Mariano Avilés
Abogado y presidente de Asedef
| viernes, 24 de enero de 2014 h |

Hablar de precios en el sector farmacéutico es casi una quimera, ya que son el mayor agente desestabilizador de todo el sector. Por tanto, se podría ya concluir que la Comisión (delegada) de Precios es muy importante y tiene mucho peso; nos podemos remontar a mediados de 2012 cuando por última vez se publicara un acta de la Comisión de Precios, de allá hasta hoy parece como si conocer lo que se ha tratado en ella estuviera al capricho del político de turno; antes no se decía cuando se reunía la Comisión, pero se publicaban las actas; hoy se anuncia cuando se reúne pero no se publican las actas, en fin, un sinsentido. Esta laguna en las formas de trasladar, o no, lo tratado al administrado no se corresponde con los tiempos donde la información fluye por cualquier esquina del más viejo ordenador; parece como si la administración hubiera hecho un pacto para no cumplir con la Ley 19/2013 de transparencia, acceso a la información pública y buen gobierno.

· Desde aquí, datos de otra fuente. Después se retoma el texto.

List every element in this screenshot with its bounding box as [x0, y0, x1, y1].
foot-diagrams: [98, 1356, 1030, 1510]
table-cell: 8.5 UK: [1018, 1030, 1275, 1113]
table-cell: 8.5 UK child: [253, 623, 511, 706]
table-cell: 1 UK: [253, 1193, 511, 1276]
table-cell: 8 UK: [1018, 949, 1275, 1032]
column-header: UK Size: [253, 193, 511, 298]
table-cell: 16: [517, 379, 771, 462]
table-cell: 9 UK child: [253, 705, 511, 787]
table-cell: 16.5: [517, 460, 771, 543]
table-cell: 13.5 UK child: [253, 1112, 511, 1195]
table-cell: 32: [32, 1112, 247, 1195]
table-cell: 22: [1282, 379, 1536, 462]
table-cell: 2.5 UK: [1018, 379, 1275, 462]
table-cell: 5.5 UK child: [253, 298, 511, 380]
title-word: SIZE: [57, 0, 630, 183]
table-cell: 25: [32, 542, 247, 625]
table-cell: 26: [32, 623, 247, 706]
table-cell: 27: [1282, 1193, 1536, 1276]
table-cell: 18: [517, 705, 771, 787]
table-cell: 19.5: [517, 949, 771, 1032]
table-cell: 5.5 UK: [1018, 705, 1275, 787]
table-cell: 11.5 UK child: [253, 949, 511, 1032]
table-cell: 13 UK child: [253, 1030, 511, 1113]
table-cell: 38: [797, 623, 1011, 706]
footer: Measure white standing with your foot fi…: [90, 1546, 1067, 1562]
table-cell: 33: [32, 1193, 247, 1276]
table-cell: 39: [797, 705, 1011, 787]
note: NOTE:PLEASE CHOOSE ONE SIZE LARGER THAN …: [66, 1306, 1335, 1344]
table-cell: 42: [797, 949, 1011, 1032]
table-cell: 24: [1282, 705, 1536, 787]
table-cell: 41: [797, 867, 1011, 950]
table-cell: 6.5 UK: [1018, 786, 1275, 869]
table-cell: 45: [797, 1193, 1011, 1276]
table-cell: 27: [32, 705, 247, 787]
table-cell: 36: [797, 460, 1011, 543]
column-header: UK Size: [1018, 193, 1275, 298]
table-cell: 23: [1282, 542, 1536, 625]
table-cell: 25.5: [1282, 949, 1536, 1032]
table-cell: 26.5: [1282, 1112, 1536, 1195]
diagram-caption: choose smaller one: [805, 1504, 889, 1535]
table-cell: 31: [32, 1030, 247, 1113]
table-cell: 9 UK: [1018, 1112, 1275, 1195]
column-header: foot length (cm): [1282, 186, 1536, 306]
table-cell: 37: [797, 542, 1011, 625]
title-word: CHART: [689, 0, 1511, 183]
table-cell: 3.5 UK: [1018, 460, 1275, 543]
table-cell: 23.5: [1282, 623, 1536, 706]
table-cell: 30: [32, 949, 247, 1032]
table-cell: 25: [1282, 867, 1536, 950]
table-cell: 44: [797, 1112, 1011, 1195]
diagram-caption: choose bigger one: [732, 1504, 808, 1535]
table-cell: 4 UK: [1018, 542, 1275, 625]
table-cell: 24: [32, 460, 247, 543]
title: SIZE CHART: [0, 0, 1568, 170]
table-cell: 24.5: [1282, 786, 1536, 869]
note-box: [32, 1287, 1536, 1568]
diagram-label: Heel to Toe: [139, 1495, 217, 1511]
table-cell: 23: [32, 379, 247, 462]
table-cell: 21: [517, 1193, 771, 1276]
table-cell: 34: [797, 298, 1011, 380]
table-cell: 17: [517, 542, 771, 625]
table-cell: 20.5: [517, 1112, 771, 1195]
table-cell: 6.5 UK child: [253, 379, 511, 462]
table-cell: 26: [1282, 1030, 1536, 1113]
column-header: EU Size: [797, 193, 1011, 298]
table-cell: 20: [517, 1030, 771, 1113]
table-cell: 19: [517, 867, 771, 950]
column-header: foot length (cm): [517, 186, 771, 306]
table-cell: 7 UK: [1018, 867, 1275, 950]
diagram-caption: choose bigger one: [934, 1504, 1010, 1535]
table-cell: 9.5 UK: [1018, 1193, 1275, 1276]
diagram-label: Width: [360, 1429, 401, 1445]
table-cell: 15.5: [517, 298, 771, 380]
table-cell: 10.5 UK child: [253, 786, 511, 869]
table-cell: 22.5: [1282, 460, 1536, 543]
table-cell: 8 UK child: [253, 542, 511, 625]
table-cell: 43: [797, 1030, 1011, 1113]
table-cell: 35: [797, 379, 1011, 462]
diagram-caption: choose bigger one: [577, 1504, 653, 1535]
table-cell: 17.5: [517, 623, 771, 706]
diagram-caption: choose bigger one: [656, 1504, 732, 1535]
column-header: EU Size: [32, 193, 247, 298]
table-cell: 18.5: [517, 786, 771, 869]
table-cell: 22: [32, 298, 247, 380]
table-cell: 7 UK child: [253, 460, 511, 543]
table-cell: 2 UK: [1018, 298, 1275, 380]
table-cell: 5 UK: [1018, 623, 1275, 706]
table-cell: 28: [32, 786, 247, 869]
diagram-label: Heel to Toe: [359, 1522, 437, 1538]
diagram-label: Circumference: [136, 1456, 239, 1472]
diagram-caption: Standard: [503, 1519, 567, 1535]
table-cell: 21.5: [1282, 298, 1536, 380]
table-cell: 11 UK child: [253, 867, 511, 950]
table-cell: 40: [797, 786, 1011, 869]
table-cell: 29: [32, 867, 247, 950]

Todavía no puedo entender el empecinamiento en no dar a conocer el resultado de lo que los interesados han ido proponiendo en materia de precio de medicamentos; si para ello hay que utilizar los mecanismos o filtros que permite la ley para proteger datos, utilícense, pero la administración debe saber, y lo sabe, que la información que sale de esa comisión es fundamental económica y funcionalmente para las empresas del sector y el silencio siempre da que pensar.

No se puede hablar de “buen gobierno” si no se actúa con transparencia para que permita evaluar si efectivamente las cuestiones se resuelven conforme a derecho; la vulneración de lo preceptuado en la Ley 19/2013 así como en la Ley 30/1992, de Régimen Jurídico de las Administraciones Públicas y del Procedimiento Administrativo Común, modificada por la Ley 4/1999, que en el artículo 3, apartado 5, resuelve que “en sus relaciones con los ciudadanos las administraciones públicas actúan de conformidad con los principios de transparencia y de participación”.

Estamos en un momento clave en el que para las empresas los objetivos son su línea maestra de actuación y todo lo que afecte a esta columna vertebral impide modular las líneas de actuación de futuro. Es importante que las asociaciones y patronales exijan a la Administración rigor en el cumplimiento de la norma.